Durante esta cuarentena observo que amigos, conocidos, colegas y contactos de redes sociales recurren al cine no para evadir la realidad sino para confrontarla. Los números de audiencia de las plataformas de streaming nos dicen que en tiempos adversos lo que está a la alza es el cine de tiempos adversos.
El fenómeno empezó a principios de marzo cuando Contagio, el certero ensayo epidemiológico de Steven Soderbergh en el que vemos el progreso de un virus a nivel global, reinó en las pantallas caseras. El turno fue después para la producción española El Hoyo, de Galder Gaztelu-Urrutia. Aunque no presenta un escenario parecido a la actualidad (quizá solo la parte de estar encerrados), esta cinta disponible en Netflix tiene ese saborcito de fin de los tiempos que a muchos les está gustando incluir en su dieta mediática. El Hoyo trata de una cárcel vertical en la que diariamente los reclusos reciben comida en una plataforma que viene de las celdas de arriba. Esto es: las sobras de las celdas de arriba, hasta que un día uno de los presos lo cuestiona todo y empieza la rebeldía. Mala no es. De hecho, tiene esa calidad de ejecución que distingue a la ficción española en cine y televisión últimamente tan en boga. Mi reproche hacia ella es que agita ideas que ya se han contado.
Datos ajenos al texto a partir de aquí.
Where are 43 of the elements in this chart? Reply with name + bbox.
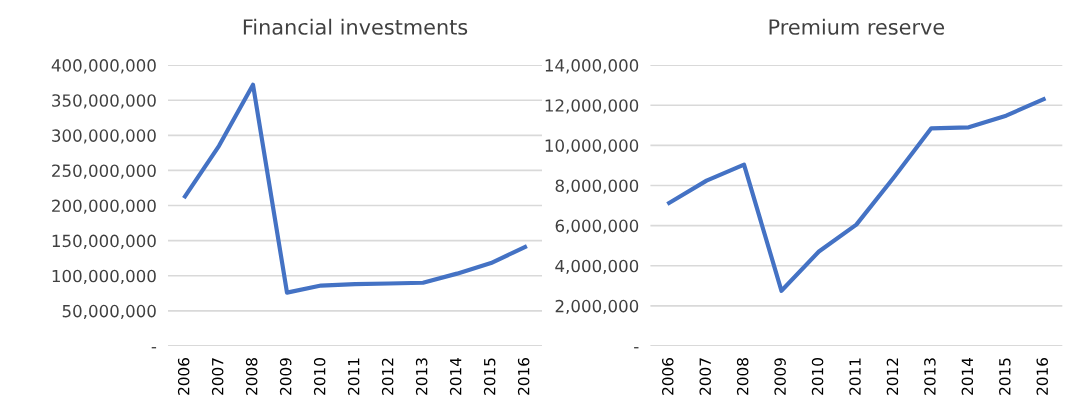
y-tick-label: 50,000,000 — [62, 304, 156, 320]
x-tick-label: 2009 — [774, 358, 786, 395]
y-tick-label: - — [634, 347, 639, 349]
x-tick-label: 2007 — [699, 358, 711, 395]
y-tick-label: 2,000,000 — [555, 299, 639, 315]
x-tick-label: 2012 — [381, 358, 394, 395]
x-tick-label: 2015 — [999, 358, 1011, 395]
x-tick-label: 2015 — [483, 358, 496, 395]
y-tick-label: 100,000,000 — [52, 269, 156, 285]
y-tick-label: 150,000,000 — [52, 234, 156, 249]
chart-title: Premium reserve — [769, 18, 945, 35]
x-tick-label: 2009 — [279, 358, 292, 395]
x-tick-label: 2013 — [924, 358, 936, 395]
chart-title: Financial investments — [243, 18, 468, 35]
x-tick-label: 2006 — [177, 358, 190, 395]
x-tick-label: 2006 — [662, 358, 674, 395]
y-tick-label: 200,000,000 — [52, 199, 156, 214]
y-tick-label: 400,000,000 — [51, 59, 156, 74]
y-tick-label: 10,000,000 — [545, 139, 639, 154]
x-tick-label: 2014 — [961, 357, 974, 395]
x-tick-label: 2016 — [1036, 358, 1049, 395]
line-series — [182, 82, 528, 295]
x-tick-label: 2012 — [886, 358, 899, 395]
x-tick-label: 2014 — [449, 357, 462, 395]
y-tick-label: 8,000,000 — [555, 179, 639, 194]
x-tick-label: 2010 — [313, 358, 326, 395]
y-tick-label: 250,000,000 — [52, 164, 156, 179]
x-tick-label: 2011 — [849, 358, 861, 395]
y-tick-label: 350,000,000 — [52, 94, 156, 109]
y-tick-label: 14,000,000 — [545, 59, 639, 74]
y-tick-label: 6,000,000 — [555, 219, 639, 234]
x-tick-label: 2008 — [736, 358, 749, 395]
x-tick-label: 2008 — [245, 358, 258, 395]
y-tick-label: 4,000,000 — [555, 259, 639, 274]
y-tick-label: - — [151, 347, 157, 349]
x-tick-label: 2007 — [211, 358, 224, 395]
x-tick-label: 2013 — [415, 358, 428, 395]
x-tick-label: 2016 — [517, 358, 530, 395]
x-tick-label: 2011 — [347, 358, 360, 395]
y-tick-label: 300,000,000 — [52, 129, 156, 144]
line-series — [667, 97, 1046, 293]
y-tick-label: 12,000,000 — [545, 99, 639, 114]
x-tick-label: 2010 — [811, 358, 824, 395]
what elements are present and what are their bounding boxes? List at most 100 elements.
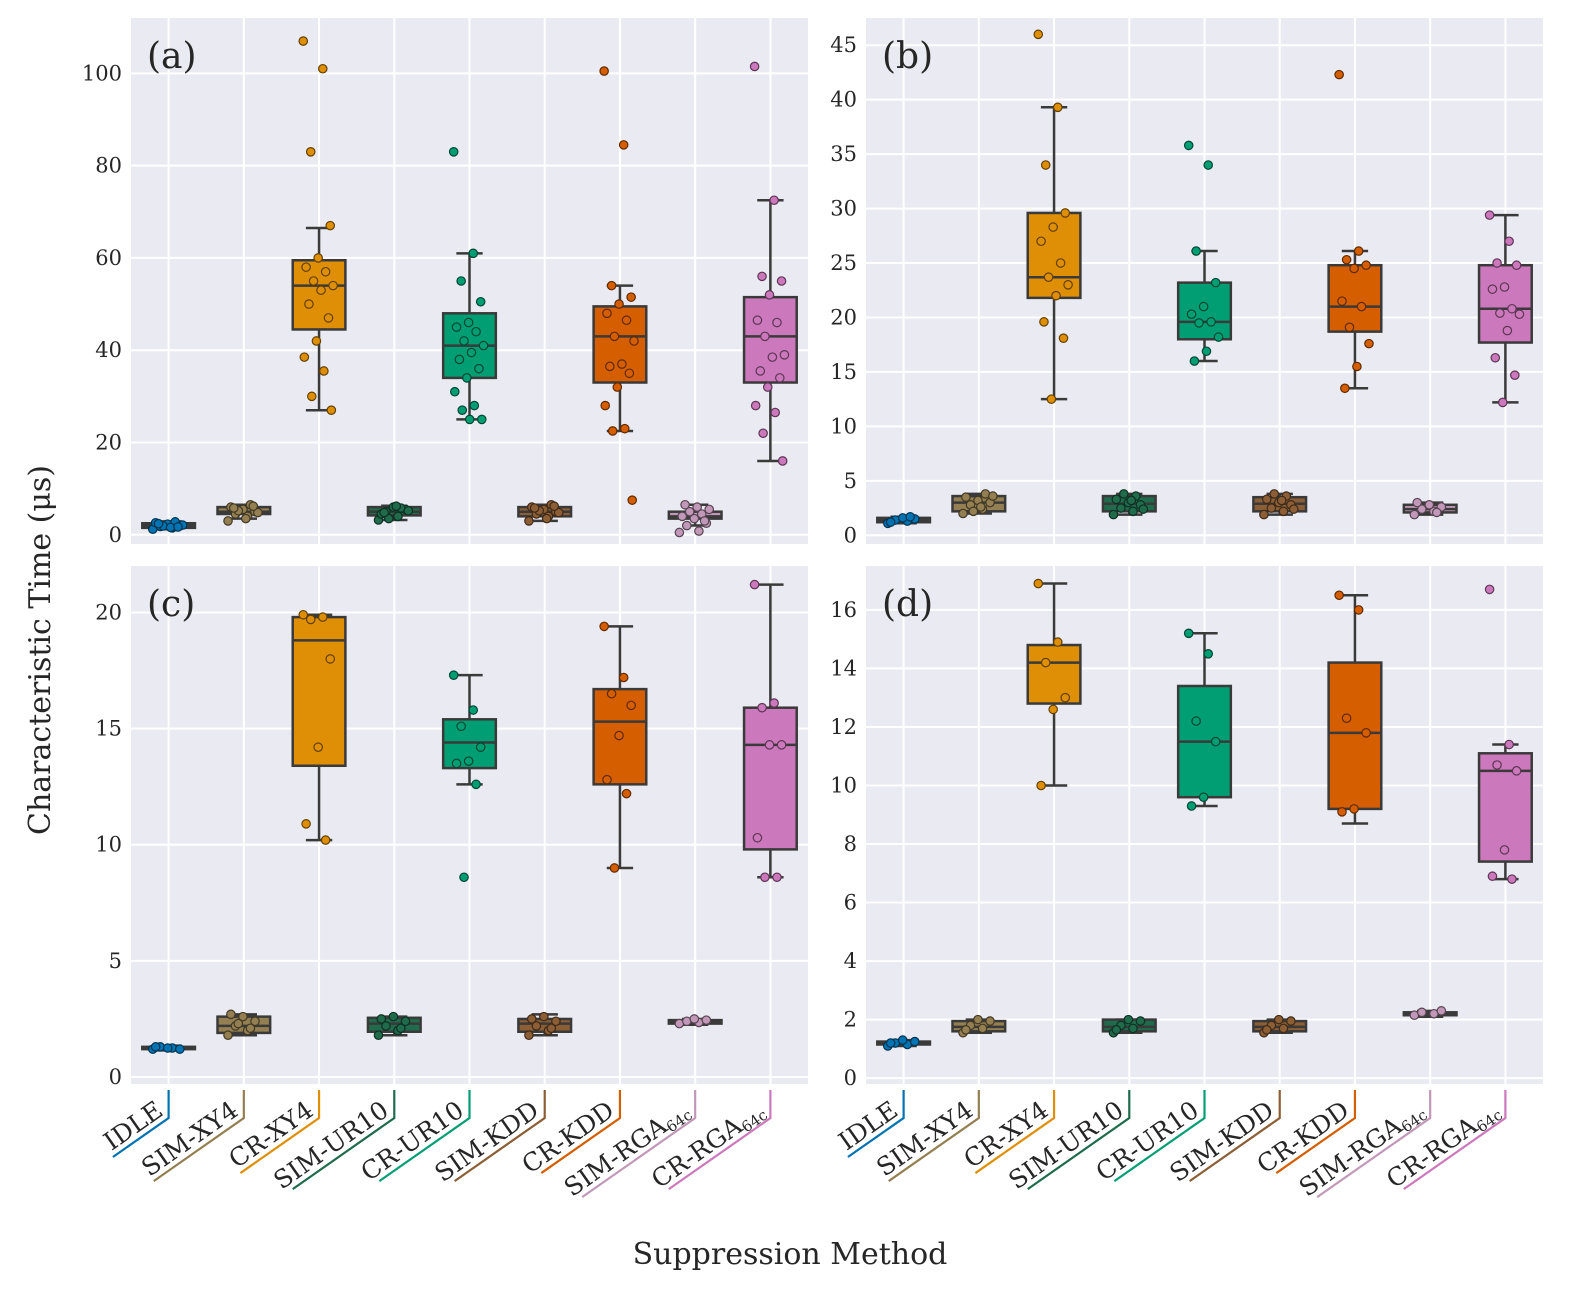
- data-point: [1111, 494, 1122, 505]
- y-tick-label: 20: [95, 430, 122, 454]
- data-point: [1341, 254, 1352, 265]
- y-tick-label: 0: [844, 1066, 857, 1090]
- box-cr-rga: [742, 199, 798, 463]
- data-point: [1055, 258, 1066, 268]
- data-point: [223, 1030, 233, 1041]
- panel-3: 0 5 10 15 20 (c): [95, 566, 808, 1089]
- tick-leader: [1027, 1090, 1131, 1191]
- y-tick-label: 15: [830, 360, 857, 384]
- data-point: [1495, 308, 1505, 318]
- data-point: [1499, 845, 1510, 855]
- data-point: [308, 276, 319, 286]
- data-point: [317, 63, 328, 74]
- data-point: [223, 516, 233, 526]
- data-point: [323, 313, 334, 323]
- data-point: [1511, 766, 1522, 776]
- data-point: [1123, 1014, 1134, 1025]
- data-point: [553, 507, 564, 518]
- data-point: [459, 872, 469, 883]
- data-point: [471, 326, 481, 337]
- data-point: [1409, 509, 1420, 520]
- data-point: [228, 503, 239, 513]
- data-point: [454, 354, 465, 365]
- y-tick-label: 5: [844, 469, 857, 493]
- category-label: CR-RGA64c: [1381, 1095, 1506, 1195]
- data-point: [373, 1030, 384, 1041]
- data-point: [600, 400, 611, 411]
- data-point: [1039, 317, 1049, 327]
- data-point: [1266, 503, 1277, 513]
- data-point: [909, 1036, 920, 1047]
- data-point: [526, 1014, 537, 1024]
- data-point: [1352, 361, 1362, 372]
- data-point: [1043, 272, 1054, 282]
- data-point: [689, 513, 700, 524]
- data-point: [469, 400, 480, 411]
- data-point: [602, 308, 612, 319]
- data-point: [1436, 1006, 1447, 1016]
- data-point: [173, 522, 183, 532]
- data-point: [1334, 69, 1344, 80]
- data-point: [1412, 497, 1423, 508]
- data-point: [393, 511, 403, 522]
- panel-4: 0 2 4 6 8 10 12 14 16 (d): [830, 566, 1543, 1090]
- data-point: [451, 758, 462, 769]
- data-point: [1048, 222, 1058, 232]
- tick-leader: [1113, 1090, 1206, 1182]
- data-point: [464, 414, 475, 425]
- data-point: [1126, 495, 1137, 506]
- data-point: [1484, 210, 1495, 220]
- y-tick-label: 12: [830, 715, 857, 739]
- box-cr-kdd: [1327, 594, 1383, 825]
- data-point: [684, 506, 695, 517]
- data-point: [1431, 507, 1442, 518]
- y-tick-label: 10: [830, 414, 857, 438]
- data-point: [770, 407, 781, 418]
- data-point: [606, 280, 617, 291]
- data-point: [885, 517, 896, 528]
- data-point: [776, 740, 787, 750]
- y-tick-label: 0: [844, 523, 857, 547]
- data-point: [617, 359, 627, 369]
- data-point: [1337, 807, 1347, 817]
- data-point: [400, 1016, 411, 1027]
- data-point: [328, 280, 338, 291]
- data-point: [1353, 605, 1364, 615]
- tick-leader: [1403, 1090, 1507, 1191]
- data-point: [1276, 495, 1287, 506]
- data-point: [305, 614, 316, 625]
- data-point: [961, 492, 971, 502]
- data-point: [1337, 296, 1347, 306]
- data-point: [1356, 301, 1367, 312]
- data-point: [299, 352, 310, 362]
- data-point: [1286, 1016, 1296, 1026]
- data-point: [403, 505, 414, 516]
- data-point: [1492, 258, 1502, 268]
- data-point: [456, 276, 466, 286]
- data-point: [760, 331, 770, 342]
- y-tick-label: 6: [844, 891, 857, 915]
- data-point: [468, 248, 479, 259]
- tick-leader: [1275, 1090, 1357, 1174]
- data-point: [475, 296, 486, 307]
- data-point: [313, 253, 323, 263]
- data-point: [1261, 1025, 1272, 1035]
- data-point: [313, 742, 323, 752]
- data-point: [1278, 506, 1289, 517]
- data-point: [692, 502, 702, 512]
- data-point: [1116, 503, 1126, 513]
- y-tick-label: 100: [82, 61, 122, 85]
- data-point: [701, 1015, 712, 1025]
- data-point: [749, 579, 760, 590]
- data-point: [1189, 356, 1200, 366]
- data-point: [549, 501, 559, 511]
- data-point: [599, 621, 609, 632]
- data-point: [1417, 504, 1427, 514]
- data-point: [775, 373, 785, 383]
- data-point: [1507, 303, 1517, 314]
- data-point: [1060, 692, 1071, 703]
- data-point: [618, 140, 629, 150]
- data-point: [614, 299, 624, 309]
- data-point: [973, 1014, 983, 1025]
El festín de comida que desciende de piso en piso se le ocurrió antes a Denis Villeneuve para su cortometraje Next Level (disponible en YouTube). La metáfora vertical de jerarquía social se le ocurrió a Bong Joon-ho, solo que de forma horizontal, en la poco vista Snowpiercer (disponible en Prime Video), en la que los protagonistas también van invadiendo los siguientes niveles de su “prisión” para dar un golpe al sistema.
El apetito por ficciones que reafirman la ansiedad que nos produce la crisis sanitaria no se detiene en ver películas apocalípticas o distópicas. En mi bitácora mental anoté que la gente a la que sigo en redes sociales está viendo títulos como: Natural Born Killers (sobre asesinos seriales), Seven (más asesinos seriales), Surviving R. Kelly (docuserie sobre abuso sexual) y La Cacería (sobre el homicidio como pasatiempo). Si estamos horneando pasteles para reconfortarnos, sustituyendo las pesas de gimnasio por garrafones de agua purificada para conservar la condición física, haciendo yoga para conservar la condición mental ¿qué parte fatalista de nosotros es la que nos hace querer ver al Titanic hundirse? ¿Es posible que estemos tan acostumbrados a la programación de la cartelera (superhéroes en el verano, historias de terror para Halloween, cuentos navideños para diciembre) que lo natural sea adaptar lo que vemos en casa a los eventos que hay afuera? ¿Es posible que, en realidad, nadie esté viendo esas películas con suficiente atención? Eso es algo que siempre me ha hecho tener mis reservas del indigesto ciclo de consumo del espectador de streaming, quien todo el tiempo se pregunta ¿y ahora qué veo?, pero no se detiene a preguntarse: ¿qué es lo que acabo de ver?
En días de cuarentena tal parece que las “feel good movies” no tienen popularidad. Lo de hoy son las “feel bad movies”. No es que tenga algo de malo. Quizá sea el comienzo de una cultura popular en la que el escapismo ya no es antídoto.